20.6.22

Se a humanidade fosse extinta, ao menos resolvia-se o problema da fome (relicário de cinismo e outros dispersos enfatuados)

Dirty Three, “Sue’s Last Ride” (live), in https://www.youtube.com/watch?v=NzoAwcg0gsQ

Não vale a pena sopesar dramatismos, porque esse é um mar que não traz enjoos. Um exemplo: os fanáticos da causa ambiental escolhem a humanidade como inimiga a abater (desconta-se, desta árvore de generalidades, uns quantos ramos que alojam os ativistas). A humanidade seria a pior inimiga de si mesma, num processo que podia ser sintetizado numa autofagia. Se a humanidade fosse extinta, ao menos deixar-se-ia de falar da fome como úlcera mundial. 

Evoquem-se os viciados de diversa estirpe. Eles são os primeiros a saber da sua condição. Podem não dar um passo para se amotinarem contra a dependência enquanto continuarem a ser dependentes. Estão no seu direito. Exercem a soberania da vontade. Outros, mais preocupados com o bem-estar da comunidade (e com os cofres em que navega o erário público), a meias com uma irreprimível tendência para exercem superioridade moral, mobilizam-se contra variegadas dependências que, quase sempre, esbarram com os “bons costumes”. E depois anuem que vivemos numa sociedade liberal. (Sem esquecer que a palavra “liberal”, como conceito, é dos mais vilipendiados pela confusão a que se presta e pela sua tresleitura.)

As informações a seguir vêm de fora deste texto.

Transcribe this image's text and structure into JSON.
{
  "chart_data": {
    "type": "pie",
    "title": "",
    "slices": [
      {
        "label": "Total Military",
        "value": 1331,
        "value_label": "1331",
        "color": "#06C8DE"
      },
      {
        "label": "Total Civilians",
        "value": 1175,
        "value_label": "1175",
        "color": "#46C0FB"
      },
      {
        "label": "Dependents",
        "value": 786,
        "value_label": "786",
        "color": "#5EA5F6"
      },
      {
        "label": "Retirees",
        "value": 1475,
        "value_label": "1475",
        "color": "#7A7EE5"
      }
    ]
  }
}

Se os lugares-tenentes das artes não fossem parciais, admitiram a concurso todas as manifestações de arte sem cuidarem de saber dos pergaminhos que o artista traz a tiracolo. Costumam ser curadores dos mais nobres valores, protestando contra o “fascismo” e outras excrescências herdadas do esquecimento da História. Mas usam uma apurada dose de seletividade. São os primeiros a negarem o que dizem defender ao marginalizarem propostas artísticas da autoria de quem não está no seu perímetro. Pela perpetuação deste código de conduta seletivo, os candidatos a artistas são forçados a habitar os armários que fornecem o devido amparo situacionista. 

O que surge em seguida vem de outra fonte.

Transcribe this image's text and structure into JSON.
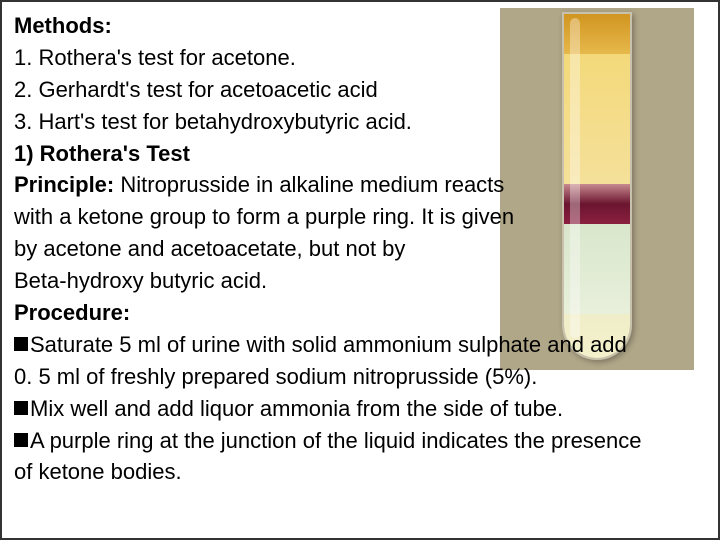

Os ricos devem ser combatidos. São leais à avareza, defeito que justifica a sua abjuração. São egoístas e insensíveis aos problemas sociais que continuam as iniquidades. Combinam bem com a frivolidade. Não são dados às artes (ou só o são enquanto investimento, emprestando uma materialização a algo que devia ser imune à lógica do dinheiro). Os ricos são vigiados de perto pelos justiceiros que não se esquecem da exigência da igualdade e não sossegam enquanto a utopia (da igualdade) não for confirmada. Eles distinguem-se pela denúncia dos ricos e na exigência de maior justiça social através de um agravamento dos impostos que expropriem (com o manto da legitimidade política) uma fatia maior da riqueza dos ricos. Às duas por três, encontramos esses juízes de superioridade moral, os mecenas da igualdade, afogados em pequenos prazeres burgueses que os tornam permeáveis às suas contradições internas. 

Não é por acaso que o povo (agora redenominado, pelo mais elevado magistrado da nação, em glosa de Fernão Mendes Pinto, “arraia-miúda”) cunhou o lema “olha para o que digo, não olhes para o que eu faço”. As palavras e as ações voluntaristas são pedaços de enamoramento que não podem ser contestados pelo espólio da incoerência selada pelos factos, que devem ser meticulosamente ocultados. 

A incoerência é um direito tão nobre como o direito a ter direitos, ou ideias.